Create a web application with login and register functionality for users to register and log in. The register page should feature an HTML form with email and password fields, while the login page should utilize a Flask WTF form with email and password fields. Upon successful registration, display "Successful registration". Upon successful login, display "Logged in successfully". On login failure, display "Incorrect email or password".

1. Define User Database Model:

• Create a User database model with the following attributes:
  • id: Primary key
  • email: Unique and not nullable string
  • password: Not nullable string

2. Create Register Page:

• Define a route "/register" for the register page.
• Implement a function to handle GET and POST requests.
• On GET request, render the register template (register form).
• On POST request, handle registration form data.
• If registration is successful, return "Successful registration!" text.
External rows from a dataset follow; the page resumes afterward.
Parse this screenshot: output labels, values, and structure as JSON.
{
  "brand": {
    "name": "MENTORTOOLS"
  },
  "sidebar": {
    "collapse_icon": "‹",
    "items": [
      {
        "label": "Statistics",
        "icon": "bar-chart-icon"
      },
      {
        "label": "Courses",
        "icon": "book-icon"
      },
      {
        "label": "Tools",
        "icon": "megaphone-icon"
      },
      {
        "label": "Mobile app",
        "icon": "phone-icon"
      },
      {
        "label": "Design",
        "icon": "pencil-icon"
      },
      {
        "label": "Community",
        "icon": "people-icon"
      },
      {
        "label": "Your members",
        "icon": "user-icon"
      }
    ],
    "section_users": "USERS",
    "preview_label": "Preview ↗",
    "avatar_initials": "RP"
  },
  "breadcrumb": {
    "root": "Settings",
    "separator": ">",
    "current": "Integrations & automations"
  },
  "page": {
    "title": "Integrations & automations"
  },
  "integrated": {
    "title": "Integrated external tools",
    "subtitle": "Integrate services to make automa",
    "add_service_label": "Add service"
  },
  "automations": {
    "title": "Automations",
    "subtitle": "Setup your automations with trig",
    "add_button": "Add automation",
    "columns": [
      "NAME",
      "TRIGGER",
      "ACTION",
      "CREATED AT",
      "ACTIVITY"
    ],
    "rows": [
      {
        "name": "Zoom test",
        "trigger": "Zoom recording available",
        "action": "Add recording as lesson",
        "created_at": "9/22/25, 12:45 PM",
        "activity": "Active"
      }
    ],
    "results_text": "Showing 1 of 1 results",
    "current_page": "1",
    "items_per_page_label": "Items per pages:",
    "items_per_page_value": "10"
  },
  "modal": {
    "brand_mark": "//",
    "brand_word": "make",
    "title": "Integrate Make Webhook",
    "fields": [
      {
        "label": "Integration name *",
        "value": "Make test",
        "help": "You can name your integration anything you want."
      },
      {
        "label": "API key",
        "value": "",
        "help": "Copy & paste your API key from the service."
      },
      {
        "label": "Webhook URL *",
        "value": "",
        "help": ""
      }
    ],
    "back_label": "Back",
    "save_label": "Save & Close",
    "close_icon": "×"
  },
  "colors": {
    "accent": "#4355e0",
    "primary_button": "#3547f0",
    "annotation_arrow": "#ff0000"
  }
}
3. Create Register HTML Template:

• Create a "register.html" template.
• Design the template to include a register form with:
  • Email field
  • Password field
  • Submit button

4. Create Login Page:

• Define a route "/login" for the login page.
• Implement a function to handle GET and POST requests.
• On GET request, render the login template (login form).
• On POST request, handle login form data.
• If login is successful, return "Logged in successfully" text.
• If login fails, return "Invalid email or password" text. (Check if user with provided email and password exists)

5. Create Login HTML Template:

• Create a "login.html" template.
• Design the template to include a login form with:
  • Email field
  • Password field
  • Submit button

6. Utilize Flask-WTF for Login Form:

• Create a Flask WTF form for the login page.
• Include email and password fields with required validations.

7. Implement Login Form Validations:

• Ensure that the email field has email and required validations.
• Ensure that the password field has a required validation.